Chasing ambition and losing people

I don't know who needs to hear this, but it's Friday. This evening, take care of yourself and spend time with your family. Good friends are hard to come by — take care of yourself first so that you don't push them away.


In addition to navigating significant grief in my personal life, I lost my best friend this week. The former was something I could never have controlled, but the latter feels like a wound I carved with my own neglect. It was preventable. I keep turning it over in my head, wondering what I could have done differently, and the truth is I don’t know how to process it yet. The best way I know to deal with “life stuff” is the same way I’ve dealt with everything else: by writing it down, one word at a time.

Family

I’ve always been an “all in” kind of person. When I decide to do something, I dive headfirst and don’t come up for air until I’m deep in it. When I first got into cybersecurity, my weekdays blurred into one another: mornings and afternoons at an internship, evenings filled with freelance security audits and bug bounties, weekends devoted entirely to CTFs. I pushed so hard that I forgot to eat, forgot to sleep, forgot to live. For a while, that intensity seemed like strength. But eventually I burned out, and when I looked up, I realised I had poured almost nothing into my family or friends. I had traded irreplaceable time for internet prestige points.

Somewhere along the way, I began to understand that balance matters. But knowing that and living it are different things. When I started my company, I promised myself I wouldn’t repeat the same mistakes. And yet, slowly, I did. Between late nights, early morning calls, Linear tickets, and endless code reviews, I stopped showing up for the people who mattered most.

Being an international student for the past 2 years and now trying to build a dream in a foreign country has made this even stranger. You’re always split in two: never fully at home, never fully settled. The moment I find comfort in one place, I begin aching for the people in the other. Going home helps, but this proximity isn't always possible.

You can always raise another round, rebuild another codebase, or pivot another time. But when you lose the small, quiet, irreplaceable moments with the people who love you, those are gone forever. One day, you'll realise you never got the chance to say "I love you" or to say goodbye.

Friends

I’ve been lucky to have friends who have seen me at my best and my worst and stayed anyway. But friends are not lifelines. They have their own storms to weather, and leaning too heavily on them — out of fear, loneliness, or codependency — doesn’t help either side.

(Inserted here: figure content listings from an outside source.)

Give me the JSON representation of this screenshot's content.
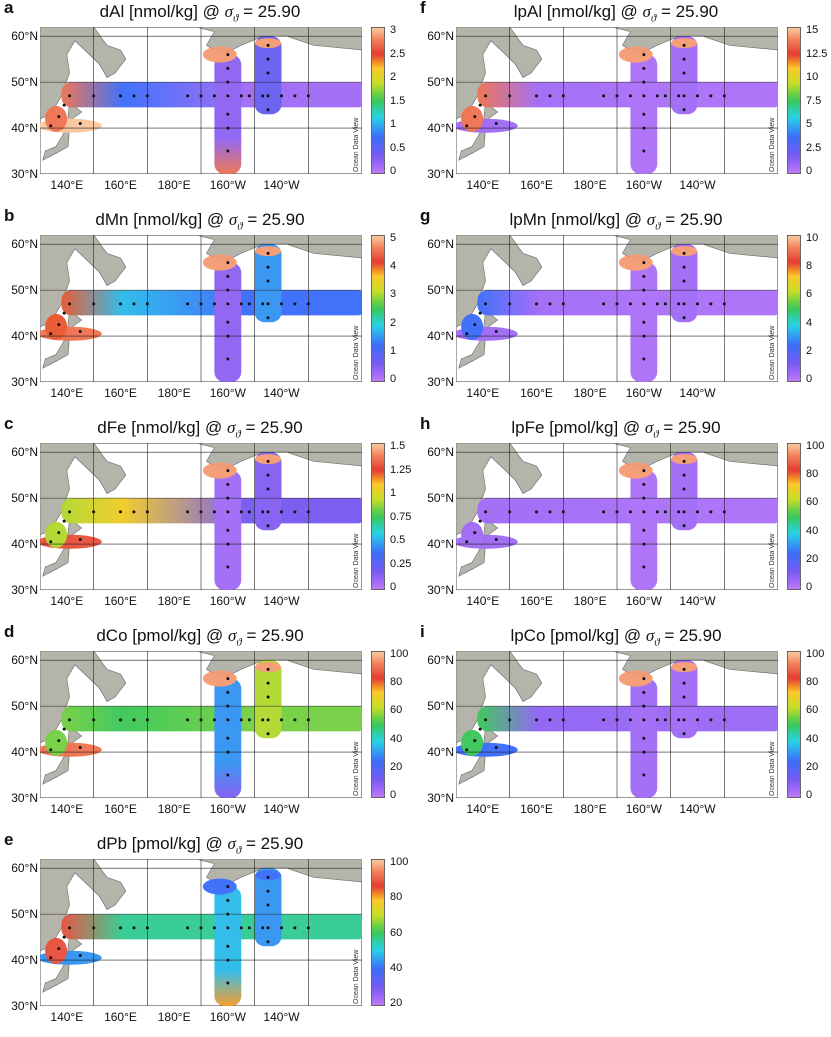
{
  "watermark": "Ocean Data View",
  "lat_labels": [
    "60°N",
    "50°N",
    "40°N",
    "30°N"
  ],
  "lon_labels": [
    "140°E",
    "160°E",
    "180°E",
    "160°W",
    "140°W"
  ],
  "panels": [
    {
      "id": "a",
      "label": "a",
      "title_pre": "dAl [nmol/kg] @ ",
      "sigma": "σ",
      "sub": "ϑ",
      "title_post": " = 25.90",
      "ticks": [
        "3",
        "2.5",
        "2",
        "1.5",
        "1",
        "0.5",
        "0"
      ],
      "field": {
        "japan": 0.9,
        "south": 1.0,
        "zonal_west": 0.25,
        "zonal_east": 0.05,
        "meridional": 0.08,
        "meridional_south": 0.9,
        "gulf": 0.95,
        "east_patch": 0.15
      }
    },
    {
      "id": "f",
      "label": "f",
      "title_pre": "lpAl [nmol/kg] @ ",
      "sigma": "σ",
      "sub": "ϑ",
      "title_post": " = 25.90",
      "ticks": [
        "15",
        "12.5",
        "10",
        "7.5",
        "5",
        "2.5",
        "0"
      ],
      "field": {
        "japan": 0.9,
        "south": 0.05,
        "zonal_west": 0.05,
        "zonal_east": 0.03,
        "meridional": 0.03,
        "meridional_south": 0.03,
        "gulf": 0.95,
        "east_patch": 0.05
      }
    },
    {
      "id": "b",
      "label": "b",
      "title_pre": "dMn [nmol/kg] @ ",
      "sigma": "σ",
      "sub": "ϑ",
      "title_post": " = 25.90",
      "ticks": [
        "5",
        "4",
        "3",
        "2",
        "1",
        "0"
      ],
      "field": {
        "japan": 0.8,
        "south": 0.9,
        "zonal_west": 0.35,
        "zonal_east": 0.25,
        "meridional": 0.08,
        "meridional_south": 0.08,
        "gulf": 0.95,
        "east_patch": 0.3
      }
    },
    {
      "id": "g",
      "label": "g",
      "title_pre": "lpMn [nmol/kg] @ ",
      "sigma": "σ",
      "sub": "ϑ",
      "title_post": " = 25.90",
      "ticks": [
        "10",
        "8",
        "6",
        "4",
        "2",
        "0"
      ],
      "field": {
        "japan": 0.25,
        "south": 0.05,
        "zonal_west": 0.05,
        "zonal_east": 0.03,
        "meridional": 0.03,
        "meridional_south": 0.03,
        "gulf": 0.95,
        "east_patch": 0.05
      }
    },
    {
      "id": "c",
      "label": "c",
      "title_pre": "dFe [nmol/kg] @ ",
      "sigma": "σ",
      "sub": "ϑ",
      "title_post": " = 25.90",
      "ticks": [
        "1.5",
        "1.25",
        "1",
        "0.75",
        "0.5",
        "0.25",
        "0"
      ],
      "field": {
        "japan": 0.6,
        "south": 0.85,
        "zonal_west": 0.7,
        "zonal_east": 0.12,
        "meridional": 0.05,
        "meridional_south": 0.05,
        "gulf": 0.95,
        "east_patch": 0.1
      }
    },
    {
      "id": "h",
      "label": "h",
      "title_pre": "lpFe [pmol/kg] @ ",
      "sigma": "σ",
      "sub": "ϑ",
      "title_post": " = 25.90",
      "ticks": [
        "100",
        "80",
        "60",
        "40",
        "20",
        "0"
      ],
      "field": {
        "japan": 0.05,
        "south": 0.05,
        "zonal_west": 0.05,
        "zonal_east": 0.03,
        "meridional": 0.03,
        "meridional_south": 0.03,
        "gulf": 0.95,
        "east_patch": 0.05
      }
    },
    {
      "id": "d",
      "label": "d",
      "title_pre": "dCo [pmol/kg] @ ",
      "sigma": "σ",
      "sub": "ϑ",
      "title_post": " = 25.90",
      "ticks": [
        "100",
        "80",
        "60",
        "40",
        "20",
        "0"
      ],
      "field": {
        "japan": 0.55,
        "south": 0.9,
        "zonal_west": 0.5,
        "zonal_east": 0.55,
        "meridional": 0.3,
        "meridional_south": 0.1,
        "gulf": 0.95,
        "east_patch": 0.6
      }
    },
    {
      "id": "i",
      "label": "i",
      "title_pre": "lpCo [pmol/kg] @ ",
      "sigma": "σ",
      "sub": "ϑ",
      "title_post": " = 25.90",
      "ticks": [
        "100",
        "80",
        "60",
        "40",
        "20",
        "0"
      ],
      "field": {
        "japan": 0.5,
        "south": 0.25,
        "zonal_west": 0.08,
        "zonal_east": 0.06,
        "meridional": 0.05,
        "meridional_south": 0.05,
        "gulf": 0.95,
        "east_patch": 0.05
      }
    },
    {
      "id": "e",
      "label": "e",
      "title_pre": "dPb [pmol/kg] @ ",
      "sigma": "σ",
      "sub": "ϑ",
      "title_post": " = 25.90",
      "ticks": [
        "100",
        "80",
        "60",
        "40",
        "20"
      ],
      "field": {
        "japan": 0.85,
        "south": 0.3,
        "zonal_west": 0.45,
        "zonal_east": 0.45,
        "meridional": 0.35,
        "meridional_south": 0.75,
        "gulf": 0.25,
        "east_patch": 0.3
      }
    }
  ]
}
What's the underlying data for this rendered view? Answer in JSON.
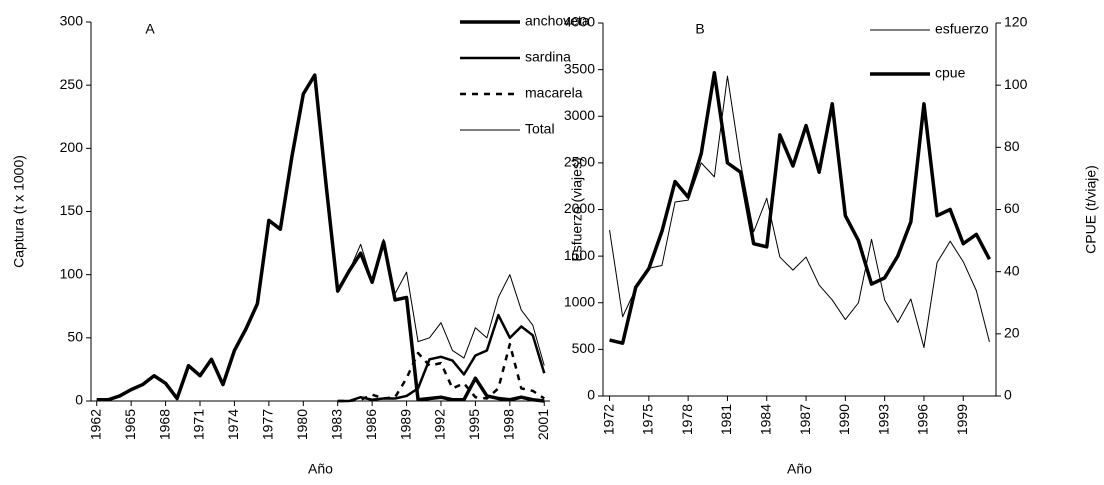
{
  "chart_data": [
    {
      "type": "line",
      "annotation": "A",
      "xlabel": "Año",
      "ylabel": "Captura (t x 1000)",
      "x": [
        1962,
        1963,
        1964,
        1965,
        1966,
        1967,
        1968,
        1969,
        1970,
        1971,
        1972,
        1973,
        1974,
        1975,
        1976,
        1977,
        1978,
        1979,
        1980,
        1981,
        1982,
        1983,
        1984,
        1985,
        1986,
        1987,
        1988,
        1989,
        1990,
        1991,
        1992,
        1993,
        1994,
        1995,
        1996,
        1997,
        1998,
        1999,
        2000,
        2001
      ],
      "xlim": [
        1961.5,
        2001.5
      ],
      "xticks": [
        1962,
        1965,
        1968,
        1971,
        1974,
        1977,
        1980,
        1983,
        1986,
        1989,
        1992,
        1995,
        1998,
        2001
      ],
      "ylim": [
        0,
        300
      ],
      "yticks": [
        0,
        50,
        100,
        150,
        200,
        250,
        300
      ],
      "legend": "upper right",
      "series": [
        {
          "name": "anchoveta",
          "color": "#000000",
          "line_width": 3.5,
          "dashed": false,
          "values": [
            1,
            1,
            4,
            9,
            13,
            20,
            14,
            2,
            28,
            20,
            33,
            13,
            40,
            57,
            77,
            143,
            136,
            193,
            243,
            258,
            170,
            87,
            103,
            117,
            94,
            126,
            80,
            82,
            1,
            2,
            3,
            1,
            1,
            18,
            4,
            2,
            1,
            3,
            1,
            0
          ]
        },
        {
          "name": "sardina",
          "color": "#000000",
          "line_width": 2.5,
          "dashed": false,
          "values": [
            null,
            null,
            null,
            null,
            null,
            null,
            null,
            null,
            null,
            null,
            null,
            null,
            null,
            null,
            null,
            null,
            null,
            null,
            null,
            null,
            null,
            0,
            0,
            3,
            1,
            2,
            2,
            4,
            10,
            33,
            35,
            32,
            21,
            36,
            40,
            68,
            50,
            59,
            52,
            22
          ]
        },
        {
          "name": "macarela",
          "color": "#000000",
          "line_width": 2.5,
          "dashed": true,
          "values": [
            null,
            null,
            null,
            null,
            null,
            null,
            null,
            null,
            null,
            null,
            null,
            null,
            null,
            null,
            null,
            null,
            null,
            null,
            null,
            null,
            null,
            0,
            0,
            1,
            5,
            2,
            3,
            18,
            38,
            28,
            30,
            10,
            14,
            3,
            2,
            10,
            45,
            10,
            8,
            2
          ]
        },
        {
          "name": "Total",
          "color": "#000000",
          "line_width": 1,
          "dashed": false,
          "values": [
            1,
            1,
            4,
            9,
            13,
            20,
            14,
            2,
            28,
            20,
            33,
            13,
            40,
            57,
            77,
            143,
            136,
            193,
            243,
            258,
            170,
            87,
            103,
            124,
            95,
            128,
            85,
            102,
            47,
            50,
            62,
            40,
            34,
            58,
            50,
            82,
            100,
            72,
            60,
            28
          ]
        }
      ]
    },
    {
      "type": "line",
      "annotation": "B",
      "xlabel": "Año",
      "ylabel": "Esfuerzo (viajes)",
      "y2label": "CPUE (t/viaje)",
      "x": [
        1972,
        1973,
        1974,
        1975,
        1976,
        1977,
        1978,
        1979,
        1980,
        1981,
        1982,
        1983,
        1984,
        1985,
        1986,
        1987,
        1988,
        1989,
        1990,
        1991,
        1992,
        1993,
        1994,
        1995,
        1996,
        1997,
        1998,
        1999,
        2000,
        2001
      ],
      "xlim": [
        1971.5,
        2001.5
      ],
      "xticks": [
        1972,
        1975,
        1978,
        1981,
        1984,
        1987,
        1990,
        1993,
        1996,
        1999
      ],
      "ylim": [
        0,
        4000
      ],
      "yticks": [
        0,
        500,
        1000,
        1500,
        2000,
        2500,
        3000,
        3500,
        4000
      ],
      "y2lim": [
        0,
        120
      ],
      "y2ticks": [
        0,
        20,
        40,
        60,
        80,
        100,
        120
      ],
      "legend": "upper right",
      "series": [
        {
          "name": "esfuerzo",
          "color": "#000000",
          "line_width": 1,
          "dashed": false,
          "values": [
            1780,
            850,
            1150,
            1370,
            1400,
            2080,
            2100,
            2500,
            2350,
            3430,
            2500,
            1760,
            2120,
            1490,
            1350,
            1490,
            1190,
            1030,
            820,
            1000,
            1680,
            1030,
            790,
            1040,
            520,
            1430,
            1660,
            1440,
            1130,
            580
          ]
        },
        {
          "name": "cpue",
          "color": "#000000",
          "line_width": 3.5,
          "dashed": false,
          "axis": "y2",
          "values": [
            18,
            17,
            35,
            41,
            53,
            69,
            64,
            78,
            104,
            75,
            72,
            49,
            48,
            84,
            74,
            87,
            72,
            94,
            58,
            50,
            36,
            38,
            45,
            56,
            94,
            58,
            60,
            49,
            52,
            44
          ]
        }
      ]
    }
  ]
}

When my mental health collapsed in Cambridge, I responded the only way I knew how: by closing myself off and burying myself in work until the feelings dulled. It wasn’t healthy. But swinging to the other extreme, expecting my friends to carry what I hadn’t yet processed myself, isn't fair either. The only person who can truly help anyone is themselves.

The truth is, I haven’t been honest with myself about where I am. It’s easy to numb pain with busyness, to convince yourself that if you just keep sprinting you’ll outrun whatever’s chasing you. But life doesn’t work that way. Eventually, the feelings you’ve avoided claw their way back to the surface. And if you don’t face them, they spill over and hurt the people around you.

Good friends are hard to come by. Don't waste them. "Friendship breakups" are worse than romantic breakups.

Moving Forward

I’m starting small. I’m taking Sundays off, starting today. I’m going home next week to spend time with my family. Not for an obligation, not squeezed between meetings, but to actually be present. I'm still working way more than a 9-5 job, but it's not about the hours, but about being intentional with my time.

I can’t undo what’s already lost. But I can choose differently tomorrow, and the day after that. And maybe that’s the only way to honour both the grief I couldn’t outrun, and the friend I didn’t need to lose (if you ever read this, I hope you know I'm sorry).